The current plugin looks something like this:
pom.xml
<plugin>
<groupId>com.slalom</groupId>
<artifactId>api-manager-plugin</artifactId>
<version>1.0.0-SNAPSHOT</version>
<configuration>
<credentials>
<username>${cloudhub.username}</username>
<password>${cloudhub.username}</password>
</credentials>
<exchangeAsset>
<groupId>9a5c9957-32a7-449b-5678-1ce91fac7061</groupId>
<assetId>mike-test</assetId>
<version>1.0.0</version>
<productVersion>v1</productVersion>
</exchangeAsset>
<environment>Sandbox</environment>
<ipWhitelist>
<configurationData>
<ips>
<param>80.80.80.100</param>
<param>80.80.80.101</param>
</ips>
<ipExpression>#[vars.test]</ipExpression>
</configurationData>
</ipWhitelist>
<clientIdEnforcement>
<configurationData>
<isHttpEndpoint>true</isHttpEndpoint>
</configurationData>
</clientIdEnforcement>
<tiers>
<tier>
<status>ACTIVE</status>
<autoApprove>true</autoApprove>
<name>Test</name>
<description>A Test SLA Tier</description>
<limits>
<limit>
<visible>true</visible>
<maximumRequests>10</maximumRequests>
<timePeriodInMilliseconds>60000</timePeriodInMilliseconds>
</limit>
</limits>
</tier>
</tiers>
<alerts>
<alert>
<name>Fake Alert</name>
<enabled>true</enabled>
<severity>Info</severity>
<type>api-response-time</type>
<apiAlertsVersion>1.0.0</apiAlertsVersion>
<recipients>
<recipient>
<type>email</type>
<value>mike.jakeman@slalom.com</value>
</recipient>
</recipients>
<condition>
<aggregate>COUNT</aggregate>
<operator>LESS_THAN</operator>
<value>10</value>
<resourceType>api</resourceType>
<filter>
<param>
<operator>GREATER_THAN</operator>
<property>responseTime</property>
<values>
<value>1000</value>
</values>
</param>
</filter>
</condition>
<period>
<repeat>1</repeat>
<duration>
<count>1</count>
<weight>DAYS</weight>
</duration>
</period>
</alert>
</alerts>
</configuration>
<executions>
<execution>
<goals>
<goal>deploy</goal>
</goals>
</execution>
</executions>
</plugin>
Running the plugin you’d add the plugin to the plugins section and the dependency to the dependencies section.
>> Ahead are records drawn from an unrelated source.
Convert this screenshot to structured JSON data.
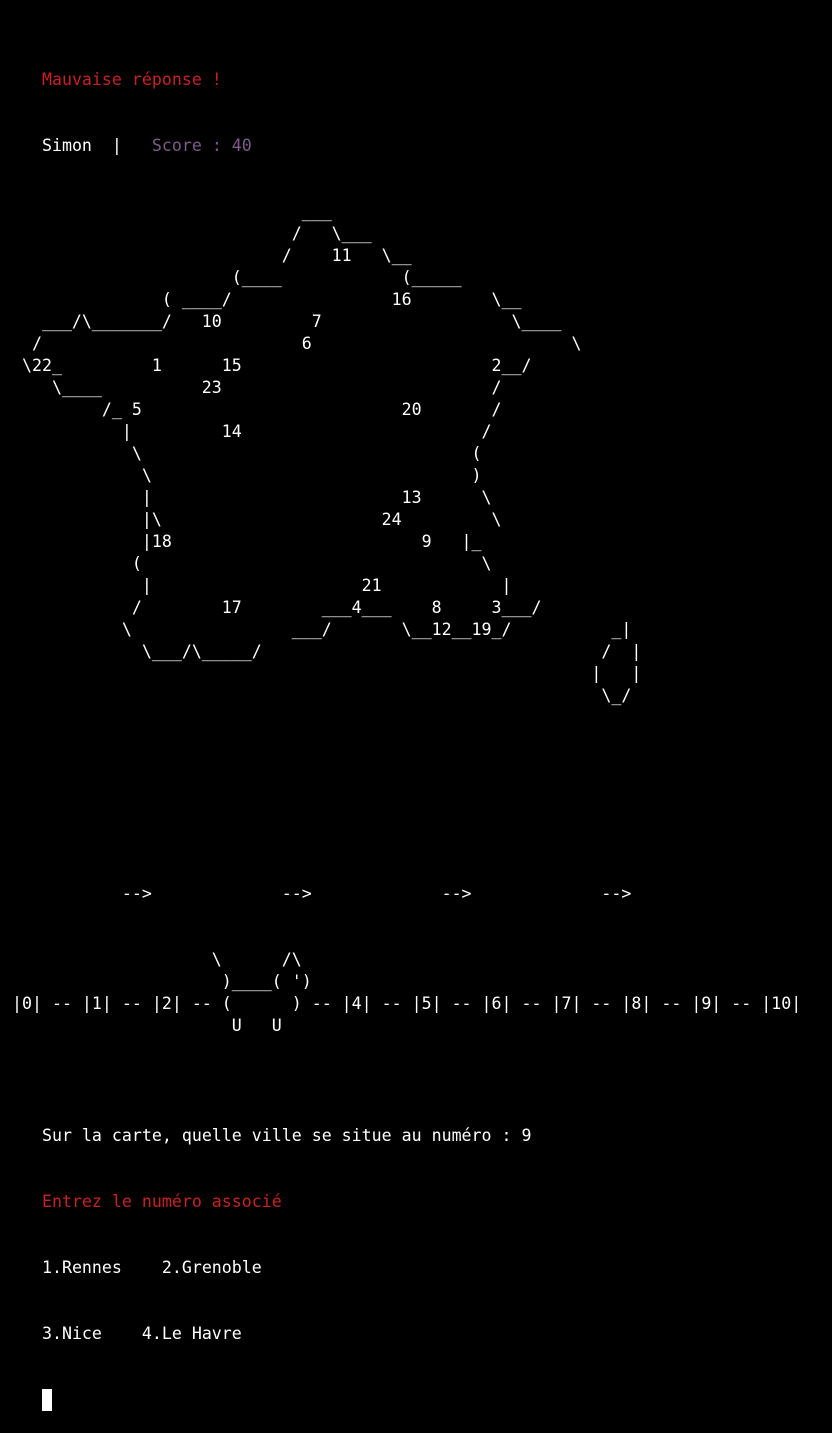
{
  "status": {
    "result_message": "Mauvaise réponse !",
    "player_name": "Simon",
    "separator": "  |   ",
    "score_label": "Score : 40"
  },
  "map": {
    "lines": [
      "                              ___",
      "                             /   \\___",
      "                            /    11   \\__",
      "                       (____            (_____",
      "                ( ____/                16        \\__",
      "    ___/\\_______/   10         7                   \\____",
      "   /                          6                          \\",
      "  \\22_         1      15                         2__/",
      "     \\____          23                           /",
      "          /_ 5                          20       /",
      "            |         14                        /",
      "             \\                                 (",
      "              \\                                )",
      "              |                         13      \\",
      "              |\\                      24         \\",
      "              |18                         9   |_",
      "             (                                  \\",
      "              |                     21            |",
      "             /        17        ___4___    8     3___/",
      "            \\                ___/       \\__12__19_/          _|",
      "              \\___/\\_____/                                  /  |",
      "                                                           |   |",
      "                                                            \\_/"
    ]
  },
  "slide": {
    "lines": [
      "",
      "",
      "",
      "",
      "",
      "            -->             -->             -->             -->",
      "",
      "",
      "                     \\      /\\",
      "                      )____( ')",
      " |0| -- |1| -- |2| -- (      ) -- |4| -- |5| -- |6| -- |7| -- |8| -- |9| -- |10|",
      "                       U   U"
    ]
  },
  "question": {
    "text": "Sur la carte, quelle ville se situe au numéro : 9",
    "prompt": "Entrez le numéro associé"
  },
  "options": {
    "row1": "1.Rennes    2.Grenoble",
    "row2": "3.Nice    4.Le Havre"
  },
  "colors": {
    "background": "#000000",
    "text": "#ffffff",
    "error": "#cc1f1f",
    "score": "#7d5a8c"
  }
}
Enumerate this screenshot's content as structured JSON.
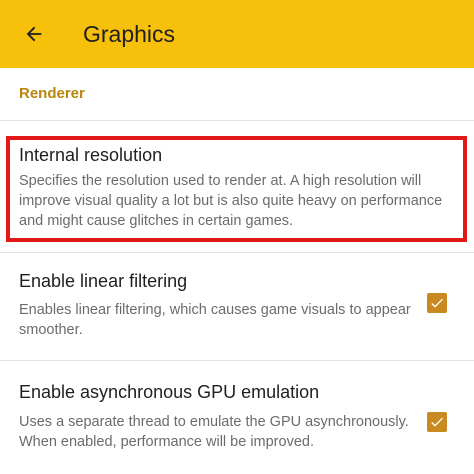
{
  "toolbar": {
    "title": "Graphics",
    "back_icon": "arrow-back-icon"
  },
  "colors": {
    "toolbar": "#f7c00a",
    "section_header": "#b8860b",
    "checkbox": "#c88a20",
    "highlight": "#e31818"
  },
  "section": {
    "header": "Renderer"
  },
  "preferences": [
    {
      "title": "Internal resolution",
      "summary": "Specifies the resolution used to render at. A high resolution will improve visual quality a lot but is also quite heavy on performance and might cause glitches in certain games.",
      "highlighted": true
    },
    {
      "title": "Enable linear filtering",
      "summary": "Enables linear filtering, which causes game visuals to appear smoother.",
      "checked": true,
      "icon": "checkbox-checked-icon"
    },
    {
      "title": "Enable asynchronous GPU emulation",
      "summary": "Uses a separate thread to emulate the GPU asynchronously. When enabled, performance will be improved.",
      "checked": true,
      "icon": "checkbox-checked-icon"
    }
  ]
}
After this is set run:
mvn com.slalom:api-manager-plugin:1.0.0-SNAPSHOT:apply-policies
This plugin would run prior to your deployment step so that the developer ensures the API is correctly configured at each deployment and part of the deploy phase when, if you’re using the Mule Maven Plugin the deployment will also be done.
It’s worth noting that Mule 3 and Mule 4 policies have different JSON structures in the Platform APIs so to manage different versions of APIs we’d need either different plugins or definitions to both mule 3 and mule 4 policies. I’ve decided to only develop for Mule 4.